I recently re-read my first blog post about our sea change written under The Marketing Clan. The last sentence I wrote was a hopeful one, whether we would be here in two years time or not and establish a better work-life balance. Four years later, here we are in 2020. A lot has happened in between.
Along the way we have worked with some extraordinary clients in the Shoalhaven, Sydney, Melbourne, Canberra, and even Singapore. All very different businesses, but with one thing in common; they needed support in communicating their message and telling their story.
Some of these clients have come and gone after a quick project or some tactical work. Others have grown not only in terms of the work we’re doing with them, but also the kind of trusted relationships we have sparked.
We are still in our infancy as a company, but we have big goals. The clan has grown from the original core team of friends, to now having even more like-minded marketing people that we have met along the way, here on the South Coast.
This is a great sign.
Why? It not only means that more people believe in and like what we have created, but what’s more, we’re seeing plenty more talented people making the change from the big smoke and out of corporate world, in search of a better balance in life.
This will be our seventh year living here and so far, I haven’t regretted the big move to the Shoalhaven. We have met so many great people along the way, some of whom have ended up working with us, and others who have become clients. I still stand by what I wrote four years ago – the Shoalhaven is full of surprises. It’s exciting and it keeps getting better.
That’s not to say that it doesn’t have its challenges, both personally and professionally. Often I think it would be easier not to run your own show. To have somebody else take responsibility for the direction of the business, to be the financial controller, to mange recruitment, be the IT support and not having to worry about where the next new client is going to come from.

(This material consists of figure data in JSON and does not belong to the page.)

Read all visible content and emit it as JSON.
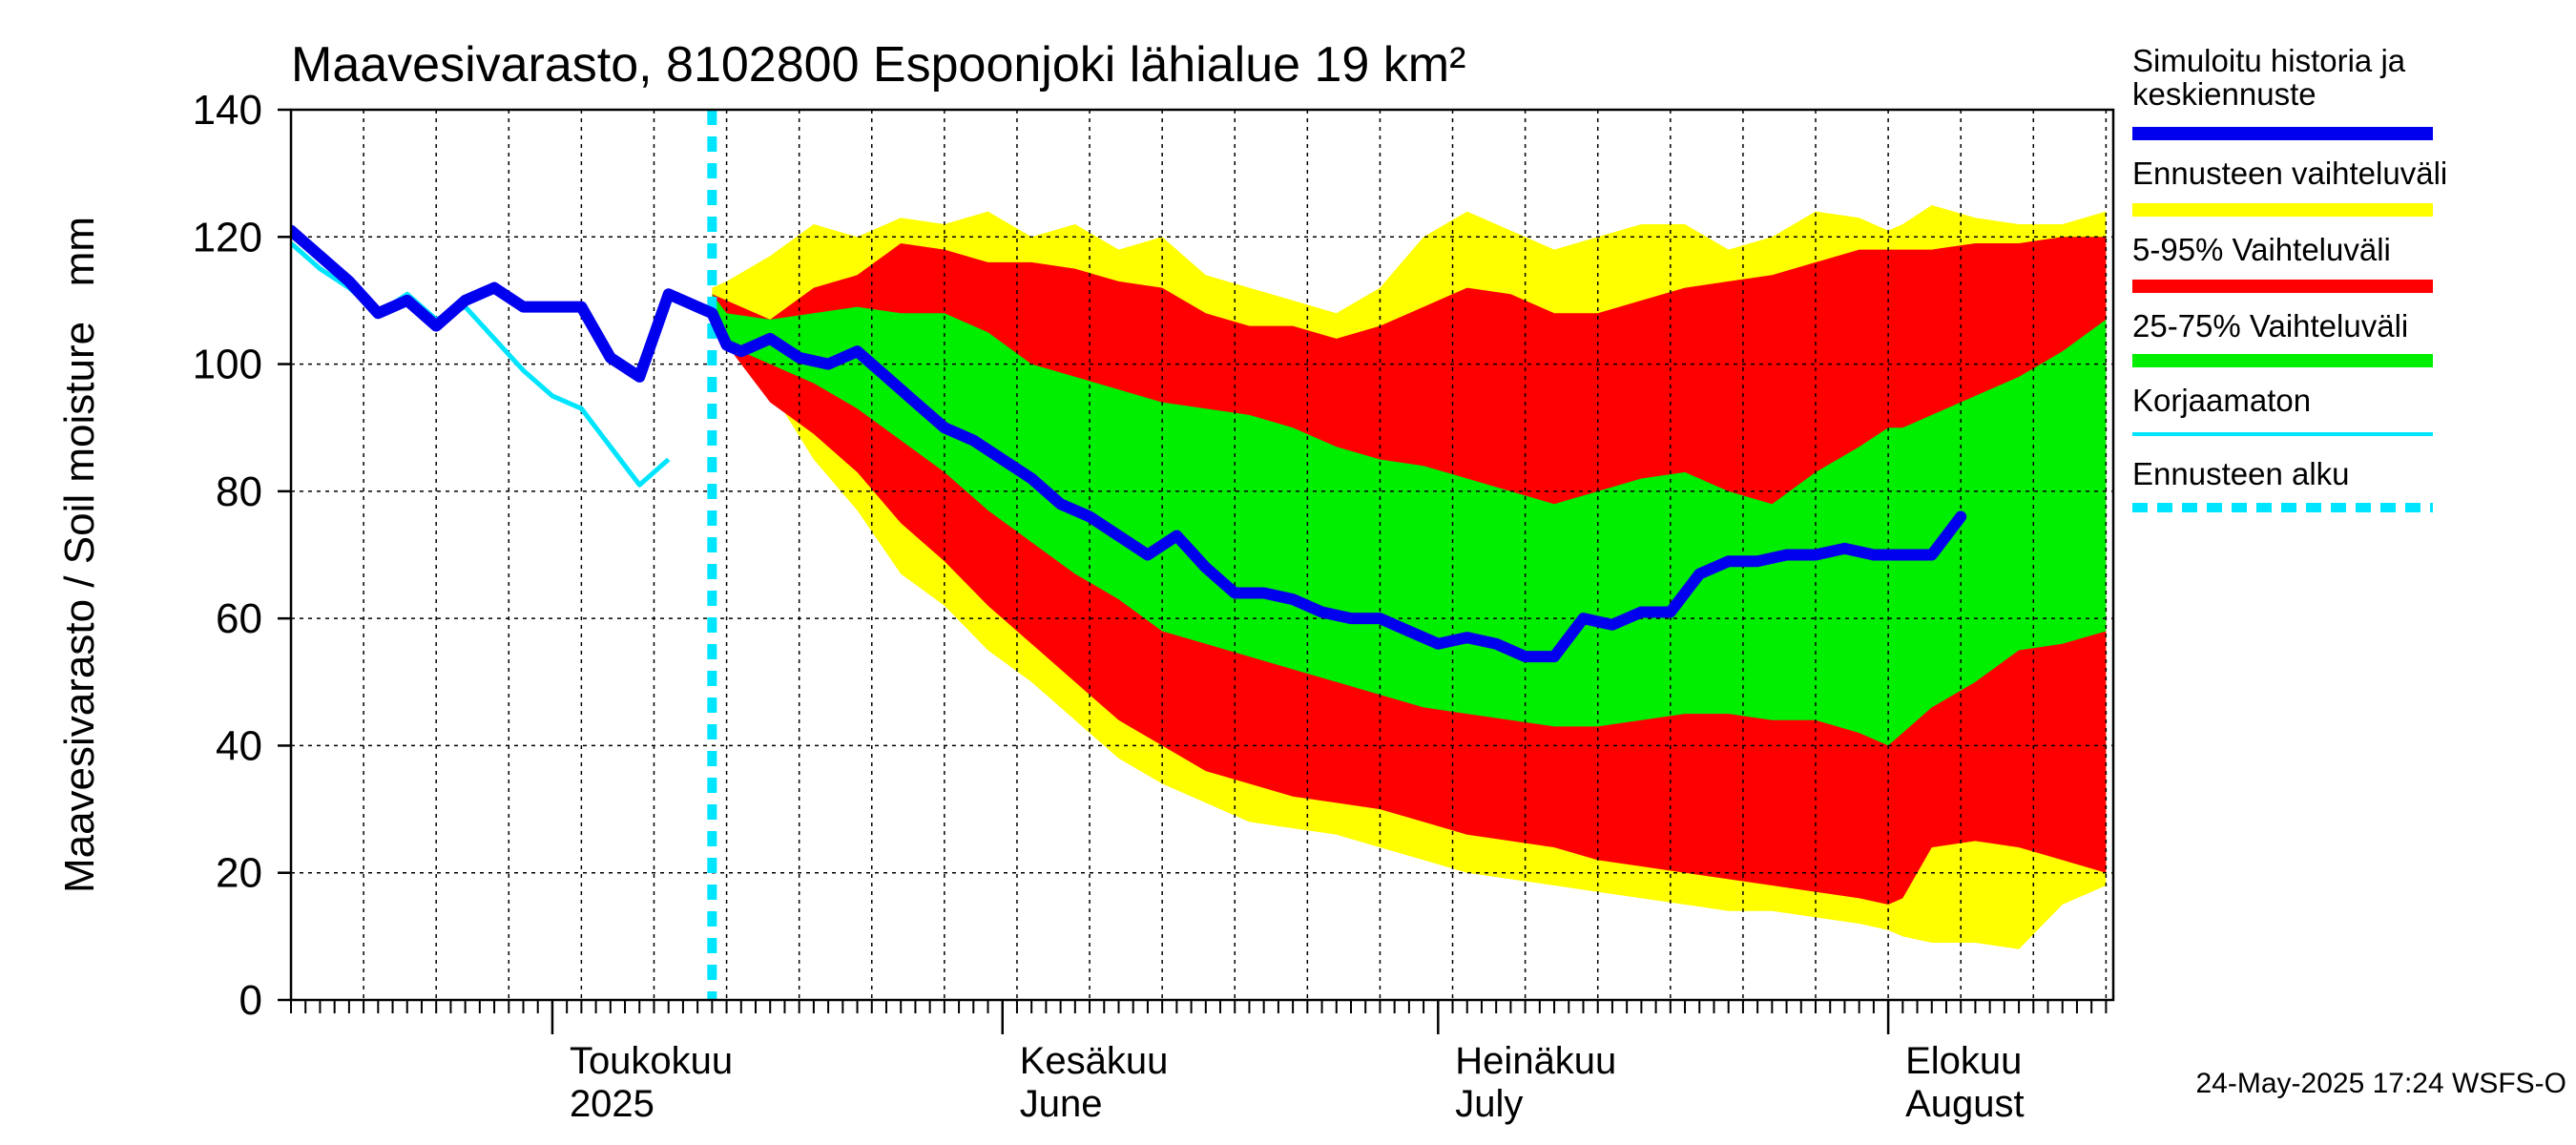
{
  "chart_data": {
    "type": "area",
    "title": "Maavesivarasto, 8102800 Espoonjoki lähialue 19 km²",
    "ylabel": "Maavesivarasto / Soil moisture   mm",
    "xlabel": "",
    "ylim": [
      0,
      140
    ],
    "yticks": [
      "0",
      "20",
      "40",
      "60",
      "80",
      "100",
      "120",
      "140"
    ],
    "ytick_values": [
      0,
      20,
      40,
      60,
      80,
      100,
      120,
      140
    ],
    "x_range_days": [
      0,
      115
    ],
    "x_unit": "days since 2025-04-13",
    "months": [
      {
        "line1": "Toukokuu",
        "line2": "2025",
        "day": 18
      },
      {
        "line1": "Kesäkuu",
        "line2": "June",
        "day": 49
      },
      {
        "line1": "Heinäkuu",
        "line2": "July",
        "day": 79
      },
      {
        "line1": "Elokuu",
        "line2": "August",
        "day": 110
      }
    ],
    "forecast_start_day": 29,
    "legend": [
      {
        "label1": "Simuloitu historia ja",
        "label2": "keskiennuste",
        "color": "#0000ee",
        "kind": "thick"
      },
      {
        "label1": "Ennusteen vaihteluväli",
        "label2": "",
        "color": "#ffff00",
        "kind": "thick"
      },
      {
        "label1": "5-95% Vaihteluväli",
        "label2": "",
        "color": "#ff0000",
        "kind": "thick"
      },
      {
        "label1": "25-75% Vaihteluväli",
        "label2": "",
        "color": "#00ee00",
        "kind": "thick"
      },
      {
        "label1": "Korjaamaton",
        "label2": "",
        "color": "#00e5ff",
        "kind": "thin"
      },
      {
        "label1": "Ennusteen alku",
        "label2": "",
        "color": "#00e5ff",
        "kind": "dashed"
      }
    ],
    "footer": "24-May-2025 17:24 WSFS-O",
    "colors": {
      "range": "#ffff00",
      "p5_95": "#ff0000",
      "p25_75": "#00ee00",
      "median": "#0000ee",
      "uncorrected": "#00e5ff",
      "forecast_start": "#00e5ff"
    },
    "bands": {
      "x": [
        29,
        30,
        33,
        36,
        39,
        42,
        45,
        48,
        51,
        54,
        57,
        60,
        63,
        66,
        69,
        72,
        75,
        78,
        81,
        84,
        87,
        90,
        93,
        96,
        99,
        102,
        105,
        108,
        110,
        111,
        113,
        116,
        119,
        122,
        125
      ],
      "range_high": [
        112,
        113,
        117,
        122,
        120,
        123,
        122,
        124,
        120,
        122,
        118,
        120,
        114,
        112,
        110,
        108,
        112,
        120,
        124,
        121,
        118,
        120,
        122,
        122,
        118,
        120,
        124,
        123,
        121,
        122,
        125,
        123,
        122,
        122,
        124
      ],
      "range_low": [
        110,
        104,
        96,
        85,
        77,
        67,
        62,
        55,
        50,
        44,
        38,
        34,
        31,
        28,
        27,
        26,
        24,
        22,
        20,
        19,
        18,
        17,
        16,
        15,
        14,
        14,
        13,
        12,
        11,
        10,
        9,
        9,
        8,
        15,
        18
      ],
      "p95": [
        111,
        110,
        107,
        112,
        114,
        119,
        118,
        116,
        116,
        115,
        113,
        112,
        108,
        106,
        106,
        104,
        106,
        109,
        112,
        111,
        108,
        108,
        110,
        112,
        113,
        114,
        116,
        118,
        118,
        118,
        118,
        119,
        119,
        120,
        120
      ],
      "p5": [
        110,
        103,
        94,
        89,
        83,
        75,
        69,
        62,
        56,
        50,
        44,
        40,
        36,
        34,
        32,
        31,
        30,
        28,
        26,
        25,
        24,
        22,
        21,
        20,
        19,
        18,
        17,
        16,
        15,
        16,
        24,
        25,
        24,
        22,
        20
      ],
      "p75": [
        111,
        108,
        107,
        108,
        109,
        108,
        108,
        105,
        100,
        98,
        96,
        94,
        93,
        92,
        90,
        87,
        85,
        84,
        82,
        80,
        78,
        80,
        82,
        83,
        80,
        78,
        83,
        87,
        90,
        90,
        92,
        95,
        98,
        102,
        107
      ],
      "p25": [
        110,
        103,
        100,
        97,
        93,
        88,
        83,
        77,
        72,
        67,
        63,
        58,
        56,
        54,
        52,
        50,
        48,
        46,
        45,
        44,
        43,
        43,
        44,
        45,
        45,
        44,
        44,
        42,
        40,
        42,
        46,
        50,
        55,
        56,
        58
      ]
    },
    "series": [
      {
        "name": "Simuloitu historia ja keskiennuste",
        "x": [
          0,
          2,
          4,
          6,
          8,
          10,
          12,
          14,
          16,
          18,
          20,
          22,
          24,
          26,
          27,
          28,
          29,
          30,
          31,
          32,
          33,
          35,
          37,
          39,
          41,
          43,
          45,
          47,
          49,
          51,
          53,
          55,
          57,
          59,
          61,
          63,
          65,
          67,
          69,
          71,
          73,
          75,
          77,
          79,
          81,
          83,
          85,
          87,
          89,
          91,
          93,
          95,
          97,
          99,
          101,
          103,
          105,
          107,
          109,
          111,
          113,
          115
        ],
        "y": [
          121,
          117,
          113,
          108,
          110,
          106,
          110,
          112,
          109,
          109,
          109,
          101,
          98,
          111,
          110,
          109,
          108,
          103,
          102,
          103,
          104,
          101,
          100,
          102,
          98,
          94,
          90,
          88,
          85,
          82,
          78,
          76,
          73,
          70,
          73,
          68,
          64,
          64,
          63,
          61,
          60,
          60,
          58,
          56,
          57,
          56,
          54,
          54,
          60,
          59,
          61,
          61,
          67,
          69,
          69,
          70,
          70,
          71,
          70,
          70,
          70,
          76
        ],
        "color": "#0000ee"
      },
      {
        "name": "Korjaamaton",
        "x": [
          0,
          2,
          4,
          6,
          8,
          10,
          12,
          14,
          16,
          18,
          20,
          22,
          24,
          26
        ],
        "y": [
          119,
          115,
          112,
          108,
          111,
          107,
          109,
          104,
          99,
          95,
          93,
          87,
          81,
          85
        ],
        "color": "#00e5ff"
      }
    ]
  }
}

For anyone who has run their own show, you’ll no doubt understand. For those considering the jump, think carefully. It can be lonely. It’s tiring and can be stressful or frustrating at times. What’s more, the financial return may not be what you were used to, so you have to love what you do and be clear on what motivates you. There’s always a pay off. I am lucky that I have a very supportive wife who believes in what we do and is 110% behind me. Without her and some close mentors, it may have been a different story.
Why did I choose to do this? I love what I do and I’m always learning, I meet new people every day and for me being able to help people is extremely fulfilling, especially when it means I can be part of the local community both personally and professionally. Doing it for yourself motivates you to be better, always. It also gives you a sense of achievement, whether it’s based on effort or results.
My objective was to achieve a work-life balance. I have a young family and I want to see them grow up and be present in their lives, as opposed to being stuck in the corporate world of commuting, endless meetings and traveling too much. There are many things I miss from that world, but not enough to change what I have now. I have the luxury of being able to go and watch the children in a school performance, or take them to the beach with the dog before ‘Close of Business’. I know that when they’re older, perhaps I won’t be needed as much (or maybe not cool enough), so that’s why being present today is important – a benefit that you don’t necessarily get from the average workplace.
Today I have that work-life balance.